People and publishers determine the amount of time spent with advertising, and individual clickstreams drive the time consumers spend with display advertising. I might visit a specific page on CNN.com for one second, and then leave immediately, while another person might visit the exact same page and stay for two minutes to read the article. I didn't see the ad because I left the page quickly, but the advertiser pays the same price for this impression as they do for the impression that appeared for two minutes in front of a different visitor. It's no wonder trying to figure out what "works" in online advertising is so difficult.
Publishers make the problem even worse by delivering ads that never have a chance of being seen by the visitor. These ads are usually below the fold or don't load in view, and are therefore never presented to the site visitor. According to a recent comScore study, 31 percent percent of all ads are "delivered but never seen by a consumer." That's a lot of waste to factor into advertising ROI.
Our industry is putting a lot of effort into technology that improves the targeting of a banner ad, but what good is paying a premium for an ad to reach the right audience if they never see the ad? If we insert time into the pricing equation, we can put a relative value on display advertising and price ads that are never seen at $0.00 accordingly. Maybe it's time to build a time meter into display ads and pay by the second.
The CPM model that dominates display motivates publishers to chase impressions that create web page clutter and a poor user experience.

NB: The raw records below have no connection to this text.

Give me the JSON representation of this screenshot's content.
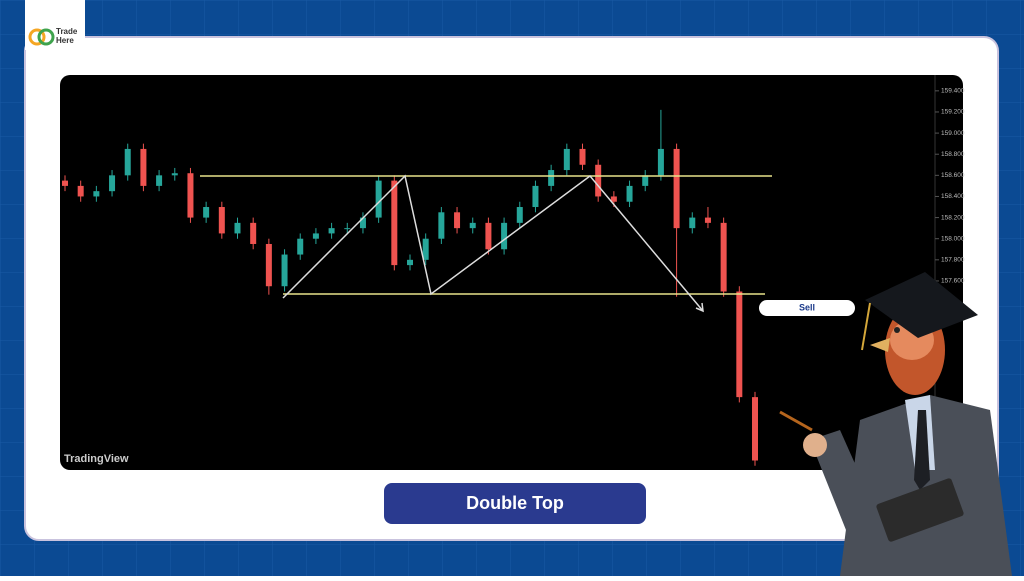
{
  "logo": {
    "line1": "Trade",
    "line2": "Here"
  },
  "chart_data": {
    "type": "candlestick",
    "open": [
      158.55,
      158.5,
      158.4,
      158.45,
      158.6,
      158.85,
      158.5,
      158.6,
      158.62,
      158.2,
      158.3,
      158.05,
      158.15,
      157.95,
      157.55,
      157.85,
      158.0,
      158.05,
      158.1,
      158.1,
      158.2,
      158.55,
      157.75,
      157.8,
      158.0,
      158.25,
      158.1,
      158.15,
      157.9,
      158.15,
      158.3,
      158.5,
      158.65,
      158.85,
      158.7,
      158.4,
      158.35,
      158.5,
      158.6,
      158.85,
      158.1,
      158.2,
      158.15,
      157.5,
      156.5
    ],
    "high": [
      158.6,
      158.55,
      158.5,
      158.65,
      158.9,
      158.9,
      158.65,
      158.67,
      158.67,
      158.35,
      158.35,
      158.2,
      158.2,
      158.0,
      157.9,
      158.05,
      158.1,
      158.15,
      158.15,
      158.25,
      158.6,
      158.6,
      157.85,
      158.05,
      158.3,
      158.3,
      158.2,
      158.2,
      158.2,
      158.35,
      158.55,
      158.7,
      158.9,
      158.9,
      158.75,
      158.45,
      158.55,
      158.65,
      159.22,
      158.9,
      158.25,
      158.3,
      158.2,
      157.55,
      156.55
    ],
    "low": [
      158.45,
      158.35,
      158.35,
      158.4,
      158.55,
      158.45,
      158.45,
      158.55,
      158.15,
      158.15,
      158.0,
      158.0,
      157.9,
      157.47,
      157.5,
      157.8,
      157.95,
      158.0,
      158.05,
      158.05,
      158.15,
      157.7,
      157.7,
      157.75,
      157.95,
      158.05,
      158.05,
      157.85,
      157.85,
      158.1,
      158.25,
      158.45,
      158.6,
      158.65,
      158.35,
      158.3,
      158.3,
      158.45,
      158.55,
      157.45,
      158.05,
      158.1,
      157.45,
      156.45,
      155.85
    ],
    "close": [
      158.5,
      158.4,
      158.45,
      158.6,
      158.85,
      158.5,
      158.6,
      158.62,
      158.2,
      158.3,
      158.05,
      158.15,
      157.95,
      157.55,
      157.85,
      158.0,
      158.05,
      158.1,
      158.1,
      158.2,
      158.55,
      157.75,
      157.8,
      158.0,
      158.25,
      158.1,
      158.15,
      157.9,
      158.15,
      158.3,
      158.5,
      158.65,
      158.85,
      158.7,
      158.4,
      158.35,
      158.5,
      158.6,
      158.85,
      158.1,
      158.2,
      158.15,
      157.5,
      156.5,
      155.9
    ],
    "up_color": "#26a69a",
    "down_color": "#ef5350",
    "ylim": [
      155.81,
      159.55
    ],
    "yticks": [
      {
        "value": 159.4,
        "label": "159.400"
      },
      {
        "value": 159.2,
        "label": "159.200"
      },
      {
        "value": 159.0,
        "label": "159.000"
      },
      {
        "value": 158.8,
        "label": "158.800"
      },
      {
        "value": 158.6,
        "label": "158.600"
      },
      {
        "value": 158.4,
        "label": "158.400"
      },
      {
        "value": 158.2,
        "label": "158.200"
      },
      {
        "value": 158.0,
        "label": "158.000"
      },
      {
        "value": 157.8,
        "label": "157.800"
      },
      {
        "value": 157.6,
        "label": "157.600"
      }
    ],
    "watermark": "TradingView",
    "annotation": "Sell"
  },
  "caption": "Double Top"
}
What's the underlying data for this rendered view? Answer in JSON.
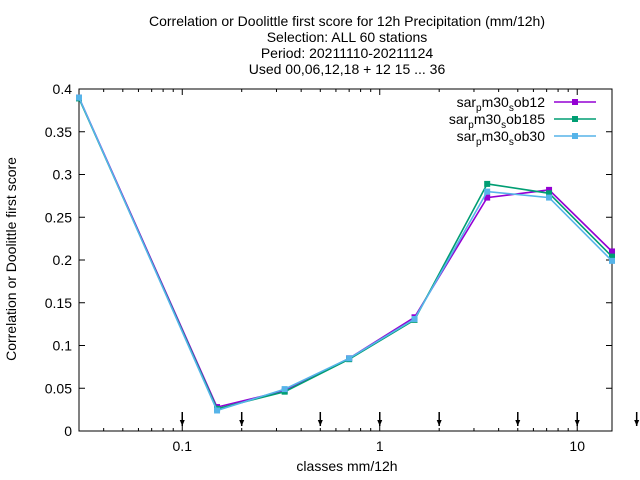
{
  "chart_data": {
    "type": "line",
    "title_lines": [
      "Correlation or Doolittle first score  for 12h Precipitation (mm/12h)",
      "Selection: ALL     60 stations",
      "Period: 20211110-20211124",
      "Used 00,06,12,18 + 12 15 ... 36"
    ],
    "xlabel": "classes mm/12h",
    "ylabel": "Correlation or Doolittle first score",
    "xscale": "log",
    "xlim": [
      0.03,
      15
    ],
    "ylim": [
      0,
      0.4
    ],
    "x_ticks": [
      0.1,
      1,
      10
    ],
    "x_tick_labels": [
      "0.1",
      "1",
      "10"
    ],
    "y_ticks": [
      0,
      0.05,
      0.1,
      0.15,
      0.2,
      0.25,
      0.3,
      0.35,
      0.4
    ],
    "y_tick_labels": [
      "0",
      "0.05",
      "0.1",
      "0.15",
      "0.2",
      "0.25",
      "0.3",
      "0.35",
      "0.4"
    ],
    "class_markers": [
      0.1,
      0.2,
      0.5,
      1,
      2,
      5,
      10,
      20
    ],
    "grid": false,
    "legend_position": "top-right",
    "x": [
      0.03,
      0.15,
      0.33,
      0.7,
      1.5,
      3.5,
      7.2,
      15
    ],
    "series": [
      {
        "name": "sar_p m30_s ob12",
        "name_parts": [
          "sar",
          "p",
          "m30",
          "s",
          "ob12"
        ],
        "color": "#9400d3",
        "values": [
          0.39,
          0.028,
          0.047,
          0.085,
          0.133,
          0.273,
          0.282,
          0.21
        ]
      },
      {
        "name": "sar_p m30_s ob185",
        "name_parts": [
          "sar",
          "p",
          "m30",
          "s",
          "ob185"
        ],
        "color": "#009e73",
        "values": [
          0.389,
          0.026,
          0.046,
          0.084,
          0.13,
          0.289,
          0.278,
          0.204
        ]
      },
      {
        "name": "sar_p m30_s ob30",
        "name_parts": [
          "sar",
          "p",
          "m30",
          "s",
          "ob30"
        ],
        "color": "#56b4e9",
        "values": [
          0.39,
          0.024,
          0.049,
          0.085,
          0.131,
          0.28,
          0.273,
          0.199
        ]
      }
    ]
  }
}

A CPS (cost per second) model should help clean this up, as it will price the clutter properly. Display is going through a renaissance, with growth driven by real time bidding and data-driven strategies that improve ad targeting and effectiveness. It's time for publishers to reduce the number of ads on their pages, improve the creative formats so that the ads impact the audience, and create a marketplace that drives prices up by increasing the effectiveness and value of their ad placements
Of course, time is a funny thing, and sometimes it works against an advertiser. Branding campaigns that utilize display ads require time with a user to drive recall, but with other, direct-response driven strategies like search engine advertising, the less time spent with the ad, the better. When you search for any product on Google, the advertiser paying for the sponsored results wants you to click on their ad. They are competing with many other advertisers with the knowledge that consumers are only going to click on a limited number of ads. The advertiser wants the consumer to act fast and they want their ad to be viewed for as little time as possible. The goal of a search engine is to provide relevant results, and relevancy reduces time spent on each search. Paid search advertising is consistent with the nature of this activity and when it comes to the role of time is search advertising, less is more.
Time needs to have a more significant role in analyzing and executing digital advertising because it will improve its effectiveness. We just need to figure out how to build it into the ecosystem. How many of you buy or sell with time in mind? It's time for time.